Immediately after trimming, place the cutting in water. This will boost the success rate of your propagation. You can then either plant the cutting in a container with soil or keep it in a glass full of distilled water for 2-4 weeks or until it has a clump of healthy new roots. If you’re propagating in water, ensure you change the water at least once a week or whenever it becomes murky.

Propagation of Buddha Belly Bamboo works best on plants that are at least 3-4 years old.

Uses of Bambusa ventricosa

Growing Buddha Belly Bamboo is ideal as a self-sustaining privacy screen or hobby project. You can leave it to its own devices and watch it grow into a fantastic ornamental bamboo, or you can take pride in shaping it to cultivate something truly unique for your garden.

Its non-invasiveness and pest resistance make it low-maintenance and neighbor-friendly, as it won’t spread across the gardens in your neighborhood. If you’re lucky enough to see flowers on your Buddha Belly Bamboo, you may even find that hummingbirds and butterflies follow suit!

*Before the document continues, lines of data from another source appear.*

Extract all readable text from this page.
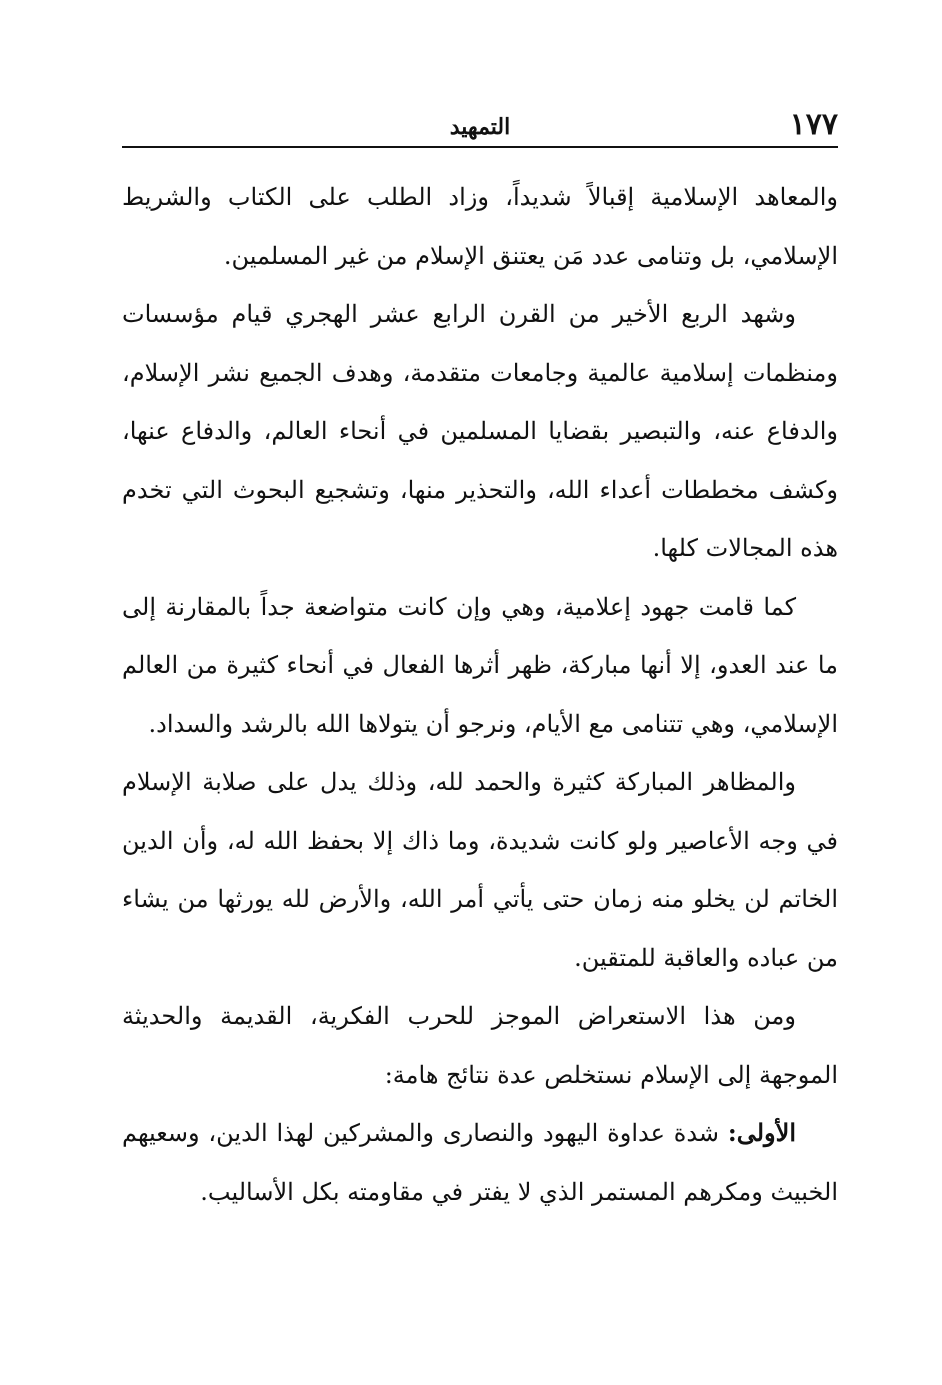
١٧٧
التمهيد

والمعاهد الإسلامية إقبالاً شديداً، وزاد الطلب على الكتاب والشريط الإسلامي، بل وتنامى عدد مَن يعتنق الإسلام من غير المسلمين.

وشهد الربع الأخير من القرن الرابع عشر الهجري قيام مؤسسات ومنظمات إسلامية عالمية وجامعات متقدمة، وهدف الجميع نشر الإسلام، والدفاع عنه، والتبصير بقضايا المسلمين في أنحاء العالم، والدفاع عنها، وكشف مخططات أعداء الله، والتحذير منها، وتشجيع البحوث التي تخدم هذه المجالات كلها.

كما قامت جهود إعلامية، وهي وإن كانت متواضعة جداً بالمقارنة إلى ما عند العدو، إلا أنها مباركة، ظهر أثرها الفعال في أنحاء كثيرة من العالم الإسلامي، وهي تتنامى مع الأيام، ونرجو أن يتولاها الله بالرشد والسداد.

والمظاهر المباركة كثيرة والحمد لله، وذلك يدل على صلابة الإسلام في وجه الأعاصير ولو كانت شديدة، وما ذاك إلا بحفظ الله له، وأن الدين الخاتم لن يخلو منه زمان حتى يأتي أمر الله، والأرض لله يورثها من يشاء من عباده والعاقبة للمتقين.

ومن هذا الاستعراض الموجز للحرب الفكرية، القديمة والحديثة الموجهة إلى الإسلام نستخلص عدة نتائج هامة:

الأولى: شدة عداوة اليهود والنصارى والمشركين لهذا الدين، وسعيهم الخبيث ومكرهم المستمر الذي لا يفتر في مقاومته بكل الأساليب.
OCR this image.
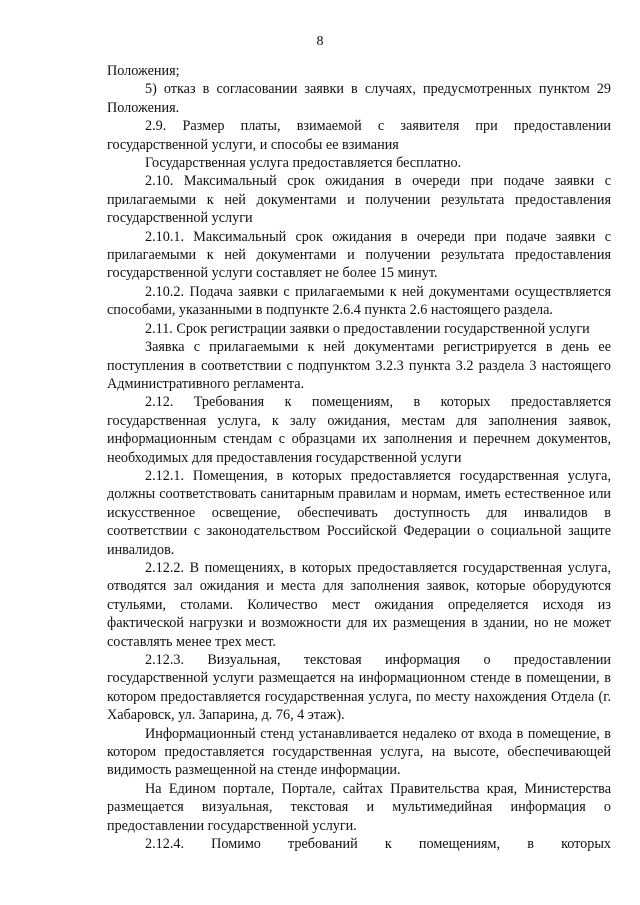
8

Положения;

5) отказ в согласовании заявки в случаях, предусмотренных пунктом 29 Положения.

2.9. Размер платы, взимаемой с заявителя при предоставлении государственной услуги, и способы ее взимания

Государственная услуга предоставляется бесплатно.

2.10. Максимальный срок ожидания в очереди при подаче заявки с прилагаемыми к ней документами и получении результата предоставления государственной услуги

2.10.1. Максимальный срок ожидания в очереди при подаче заявки с прилагаемыми к ней документами и получении результата предоставления государственной услуги составляет не более 15 минут.

2.10.2. Подача заявки с прилагаемыми к ней документами осуществляется способами, указанными в подпункте 2.6.4 пункта 2.6 настоящего раздела.

2.11. Срок регистрации заявки о предоставлении государственной услуги

Заявка с прилагаемыми к ней документами регистрируется в день ее поступления в соответствии с подпунктом 3.2.3 пункта 3.2 раздела 3 настоящего Административного регламента.

2.12. Требования к помещениям, в которых предоставляется государственная услуга, к залу ожидания, местам для заполнения заявок, информационным стендам с образцами их заполнения и перечнем документов, необходимых для предоставления государственной услуги

2.12.1. Помещения, в которых предоставляется государственная услуга, должны соответствовать санитарным правилам и нормам, иметь естественное или искусственное освещение, обеспечивать доступность для инвалидов в соответствии с законодательством Российской Федерации о социальной защите инвалидов.

2.12.2. В помещениях, в которых предоставляется государственная услуга, отводятся зал ожидания и места для заполнения заявок, которые оборудуются стульями, столами. Количество мест ожидания определяется исходя из фактической нагрузки и возможности для их размещения в здании, но не может составлять менее трех мест.

2.12.3. Визуальная, текстовая информация о предоставлении государственной услуги размещается на информационном стенде в помещении, в котором предоставляется государственная услуга, по месту нахождения Отдела (г. Хабаровск, ул. Запарина, д. 76, 4 этаж).

Информационный стенд устанавливается недалеко от входа в помещение, в котором предоставляется государственная услуга, на высоте, обеспечивающей видимость размещенной на стенде информации.

На Едином портале, Портале, сайтах Правительства края, Министерства размещается визуальная, текстовая и мультимедийная информация о предоставлении государственной услуги.

2.12.4. Помимо требований к помещениям, в которых
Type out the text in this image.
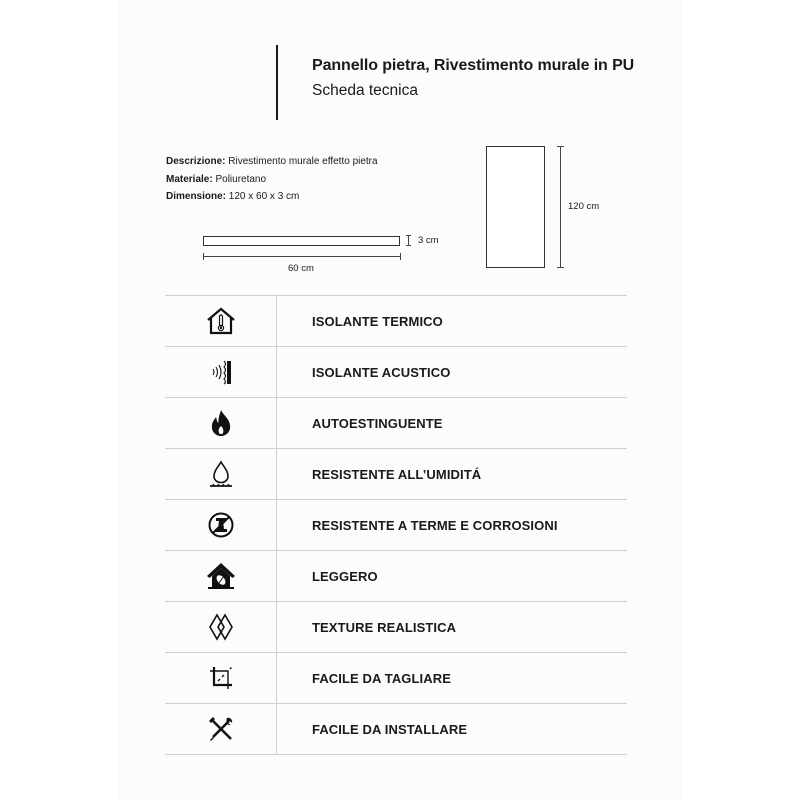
Pannello pietra, Rivestimento murale in PU
Scheda tecnica
Descrizione: Rivestimento murale effetto pietra
Materiale: Poliuretano
Dimensione: 120 x 60 x 3 cm
60 cm
3 cm
120 cm
ISOLANTE TERMICO
ISOLANTE ACUSTICO
AUTOESTINGUENTE
RESISTENTE ALL’UMIDITÁ
RESISTENTE A TERME E CORROSIONI
LEGGERO
TEXTURE REALISTICA
FACILE DA TAGLIARE
FACILE DA INSTALLARE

Have you planted Buddha Belly Bamboo? Do you have a growing tip to share? Tell us about it in the comments!
Woman (Natalie) and man (James) in front of bamboo
About the Author: Natalie Schneider


  • I recently bought a new house in SW Florida that had overgrown Budda Belly bamboo along the property/fence line. It was 15- 20 feet high by 15 wide, taking up a good portion if that side of the yard.
    I was told it was invasive by a “landscaper” because the clumps were spreading into the fence and into the yard. So I had it all cut down to stumps and was going to have it stump ground out. Now my yard is WIDE OPEN. NO PRIVACY ! ????However, after reading your blog, I think I want to keep it. All the stumps are now sprouting multiple shoots. Can it be saved? Can it be tamed??

    • Hi Ed!

      ‘Buddha Belly Bamboo’ is relatively low maintenance and non-invasive. Since you haven’t removed the roots it will regrow but it will take a few years to grow back with the privacy it once created. The culms you’ve cut down won’t grow any taller though (except for some branches maybe if you kept them a bit above ground). We suggest trimming the roots on the fence side so there’s more space. This bamboo will only grow a couple of inches outward every year (that’s why it’s considered a low-maintenance bamboo). To absolutely force the bamboo to grow in certain direction, you can block off the fence side with a barrier (min. 12in deep). We have an article on containing running bamboo that could help (although yours doesn’t have this invasive root system).